Henri. Comment Faustus ose-t-il tutoyer un roi ?

Grand’mère. D’abord ce roi était un roi Juif, presque dépendant de Faustus. Ensuite, il était d’usage dans les temps anciens que tout le monde se tutoyât. Maintenant on ne tutoie plus que des inférieurs ou des gens qu’on aime beaucoup. Faustus ne risquait pas de mécontenter Agrippa en le tutoyant, puisqu’Agrippa le tutoyait aussi.

Le jour suivant, Agrippa et Bérénice vinrent en grande pompe et entrèrent dans le prétoire où se faisaient les jugements du gouverneur ; les tribuns et les principaux de la ville étant rassemblés, Faustus donna ordre qu’on amenât le prisonnier Paul.

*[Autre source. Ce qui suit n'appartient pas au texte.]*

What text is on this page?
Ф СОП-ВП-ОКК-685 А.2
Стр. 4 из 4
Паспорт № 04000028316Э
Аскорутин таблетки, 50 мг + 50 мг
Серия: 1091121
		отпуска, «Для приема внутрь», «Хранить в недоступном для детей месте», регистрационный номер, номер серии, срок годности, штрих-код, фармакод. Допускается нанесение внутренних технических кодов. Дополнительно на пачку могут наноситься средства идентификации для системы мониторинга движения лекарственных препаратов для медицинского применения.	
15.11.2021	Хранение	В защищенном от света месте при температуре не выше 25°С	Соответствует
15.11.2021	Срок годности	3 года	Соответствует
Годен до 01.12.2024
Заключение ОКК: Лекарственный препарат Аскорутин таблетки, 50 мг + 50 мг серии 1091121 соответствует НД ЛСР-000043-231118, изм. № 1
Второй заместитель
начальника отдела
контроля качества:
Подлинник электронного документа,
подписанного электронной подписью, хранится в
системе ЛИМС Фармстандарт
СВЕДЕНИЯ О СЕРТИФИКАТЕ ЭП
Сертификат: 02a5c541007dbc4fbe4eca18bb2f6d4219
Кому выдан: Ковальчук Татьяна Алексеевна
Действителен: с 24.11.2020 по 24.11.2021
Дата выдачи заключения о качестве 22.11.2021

Faustus dit alors : « Roi Agrippa et vous tous ici présents, vous voyez cet homme au sujet duquel tout le peuple juif s’est ému et m’a interpellé à Jérusalem, criant qu’il devait mourir. Moi, j’ai reconnu qu’il n’avait rien fait qui méritât la mort ; mais lui, en ayant appelé à César, j’ai décidé de l’y envoyer.

« Ne pouvant rien écrire de certain à l’Empereur, je l’ai fait venir devant vous, et surtout devant toi, roi Agrippa, afin que, l’ayant entendu, vous me disiez ce que je dois écrire ; car il me semble déraisonnable d’envoyer à Rome un homme chargé de liens, sans savoir de quoi on l’accuse. »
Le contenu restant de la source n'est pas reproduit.